# How can an ADC measure below its resolution?

An ADC's resolution is set by the maximum input voltage divided by 2b where b is the number of bits. In that way, a 16-bit ADC with 20V input can measure a voltage of 20/65536 = 0.3mV (corresponding to the ADC level 0000000000000001). However, I know an ADC can be used to measure voltages down to the ADC's own quantisation noise, which is typically a number more like 5uV.

I guess you could measure a very noisy signal with mean value lower than 0.3mV, as long as you averaged many measurements. Is this true? Does the noise have to be large enough to tip the signal above 0.3mV (in this case) so that the ADC can register a non-zero signal? Does this relate to dithering?

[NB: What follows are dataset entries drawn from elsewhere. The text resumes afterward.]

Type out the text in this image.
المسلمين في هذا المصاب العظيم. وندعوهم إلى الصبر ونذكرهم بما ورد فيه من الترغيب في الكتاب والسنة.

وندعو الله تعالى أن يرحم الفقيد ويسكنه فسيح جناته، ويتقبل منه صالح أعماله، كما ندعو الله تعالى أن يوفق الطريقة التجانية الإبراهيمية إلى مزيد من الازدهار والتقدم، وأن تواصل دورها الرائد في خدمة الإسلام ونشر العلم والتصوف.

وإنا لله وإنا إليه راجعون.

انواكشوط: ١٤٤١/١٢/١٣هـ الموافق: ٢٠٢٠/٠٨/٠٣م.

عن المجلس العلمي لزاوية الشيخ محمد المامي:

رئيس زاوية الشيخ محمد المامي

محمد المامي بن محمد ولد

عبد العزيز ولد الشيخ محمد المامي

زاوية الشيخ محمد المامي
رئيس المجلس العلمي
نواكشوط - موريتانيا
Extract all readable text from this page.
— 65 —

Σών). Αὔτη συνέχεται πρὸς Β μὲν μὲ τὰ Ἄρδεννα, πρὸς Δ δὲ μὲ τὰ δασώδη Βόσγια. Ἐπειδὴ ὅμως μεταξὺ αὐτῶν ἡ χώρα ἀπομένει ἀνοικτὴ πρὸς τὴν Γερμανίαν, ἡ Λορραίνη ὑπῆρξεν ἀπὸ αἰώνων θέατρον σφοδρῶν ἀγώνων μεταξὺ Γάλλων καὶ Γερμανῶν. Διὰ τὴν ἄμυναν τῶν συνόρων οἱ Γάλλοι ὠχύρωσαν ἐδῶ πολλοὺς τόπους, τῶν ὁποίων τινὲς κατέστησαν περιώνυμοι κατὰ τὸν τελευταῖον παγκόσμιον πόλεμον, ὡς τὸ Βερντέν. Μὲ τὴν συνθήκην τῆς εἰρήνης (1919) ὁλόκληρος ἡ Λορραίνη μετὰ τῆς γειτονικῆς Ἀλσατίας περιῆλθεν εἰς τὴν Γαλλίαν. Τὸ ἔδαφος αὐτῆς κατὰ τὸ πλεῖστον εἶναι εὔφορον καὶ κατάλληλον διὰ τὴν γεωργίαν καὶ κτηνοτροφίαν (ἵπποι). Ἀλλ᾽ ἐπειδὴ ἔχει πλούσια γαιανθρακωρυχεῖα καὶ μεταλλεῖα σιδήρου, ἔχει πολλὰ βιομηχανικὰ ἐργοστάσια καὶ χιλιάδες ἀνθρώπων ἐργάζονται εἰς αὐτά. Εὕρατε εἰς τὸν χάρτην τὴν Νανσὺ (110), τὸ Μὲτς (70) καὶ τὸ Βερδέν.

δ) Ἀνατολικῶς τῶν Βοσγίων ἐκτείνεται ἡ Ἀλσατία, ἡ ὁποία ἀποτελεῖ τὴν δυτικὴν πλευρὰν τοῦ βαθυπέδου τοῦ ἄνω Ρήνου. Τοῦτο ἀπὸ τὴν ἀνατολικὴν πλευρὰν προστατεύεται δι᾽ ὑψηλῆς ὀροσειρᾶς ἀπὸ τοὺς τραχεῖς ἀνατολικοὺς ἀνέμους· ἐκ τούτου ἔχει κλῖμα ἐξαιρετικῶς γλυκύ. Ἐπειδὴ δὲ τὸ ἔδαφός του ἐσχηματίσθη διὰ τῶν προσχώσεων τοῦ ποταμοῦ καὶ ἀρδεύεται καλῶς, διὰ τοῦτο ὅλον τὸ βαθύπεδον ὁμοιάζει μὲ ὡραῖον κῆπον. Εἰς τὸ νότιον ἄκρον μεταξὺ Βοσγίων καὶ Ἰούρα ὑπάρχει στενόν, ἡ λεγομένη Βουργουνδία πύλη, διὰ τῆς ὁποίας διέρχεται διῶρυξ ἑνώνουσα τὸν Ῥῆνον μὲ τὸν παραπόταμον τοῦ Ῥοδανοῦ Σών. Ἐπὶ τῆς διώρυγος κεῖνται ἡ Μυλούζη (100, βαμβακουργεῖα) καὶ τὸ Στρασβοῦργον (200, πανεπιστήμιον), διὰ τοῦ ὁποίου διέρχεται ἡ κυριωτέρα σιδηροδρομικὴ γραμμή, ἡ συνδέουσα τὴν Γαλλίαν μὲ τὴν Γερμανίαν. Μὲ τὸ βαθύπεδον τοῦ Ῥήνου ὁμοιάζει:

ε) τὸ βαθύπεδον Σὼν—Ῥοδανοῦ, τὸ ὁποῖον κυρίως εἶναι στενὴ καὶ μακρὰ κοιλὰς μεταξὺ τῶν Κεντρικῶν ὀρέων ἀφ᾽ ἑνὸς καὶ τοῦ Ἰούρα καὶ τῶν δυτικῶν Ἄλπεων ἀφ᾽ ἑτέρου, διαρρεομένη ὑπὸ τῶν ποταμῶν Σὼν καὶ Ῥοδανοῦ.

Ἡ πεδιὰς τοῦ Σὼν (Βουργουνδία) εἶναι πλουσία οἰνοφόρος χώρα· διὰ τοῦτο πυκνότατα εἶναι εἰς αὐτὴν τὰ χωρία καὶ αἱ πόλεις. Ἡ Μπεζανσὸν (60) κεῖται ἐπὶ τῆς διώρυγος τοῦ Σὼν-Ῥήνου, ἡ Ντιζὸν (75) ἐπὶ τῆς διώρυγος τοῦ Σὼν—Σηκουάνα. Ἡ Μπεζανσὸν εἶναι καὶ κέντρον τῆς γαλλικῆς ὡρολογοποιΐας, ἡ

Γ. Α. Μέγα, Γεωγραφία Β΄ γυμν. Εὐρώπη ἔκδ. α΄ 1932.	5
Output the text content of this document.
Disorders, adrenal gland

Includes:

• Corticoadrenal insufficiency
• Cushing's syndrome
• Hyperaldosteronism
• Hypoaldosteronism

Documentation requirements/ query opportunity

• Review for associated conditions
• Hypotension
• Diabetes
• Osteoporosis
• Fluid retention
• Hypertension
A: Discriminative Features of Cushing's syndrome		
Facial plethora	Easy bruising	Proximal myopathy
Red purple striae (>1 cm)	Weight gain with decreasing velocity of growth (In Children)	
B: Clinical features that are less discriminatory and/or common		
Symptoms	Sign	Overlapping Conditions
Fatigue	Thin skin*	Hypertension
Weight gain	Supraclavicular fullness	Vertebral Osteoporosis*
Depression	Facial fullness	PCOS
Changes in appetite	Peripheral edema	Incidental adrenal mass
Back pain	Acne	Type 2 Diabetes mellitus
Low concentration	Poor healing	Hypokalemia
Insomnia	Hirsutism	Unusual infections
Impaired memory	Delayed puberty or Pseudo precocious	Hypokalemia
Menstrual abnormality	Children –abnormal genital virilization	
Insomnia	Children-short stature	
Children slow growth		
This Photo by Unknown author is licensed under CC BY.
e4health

A simple example would be a regular voltage comparator, which will output 0 if below 0.5V and 1 if equal or above 0.5V. You can view it as a 1-bit ADC working in a range 0-1V.
Now consider a perfect input signal of 0.5V exactly. By our definition it will give 1 in the output. Now, we introduce a low amplitude white noise averaged at zero added to the signal. In this case the output will "jump" between 1 to 0 with probability of 50% at each point of time. If we sample this output over the time and then compute the average, we will eventually get a value 0.5 which is out of the original resolution we had with a single sample.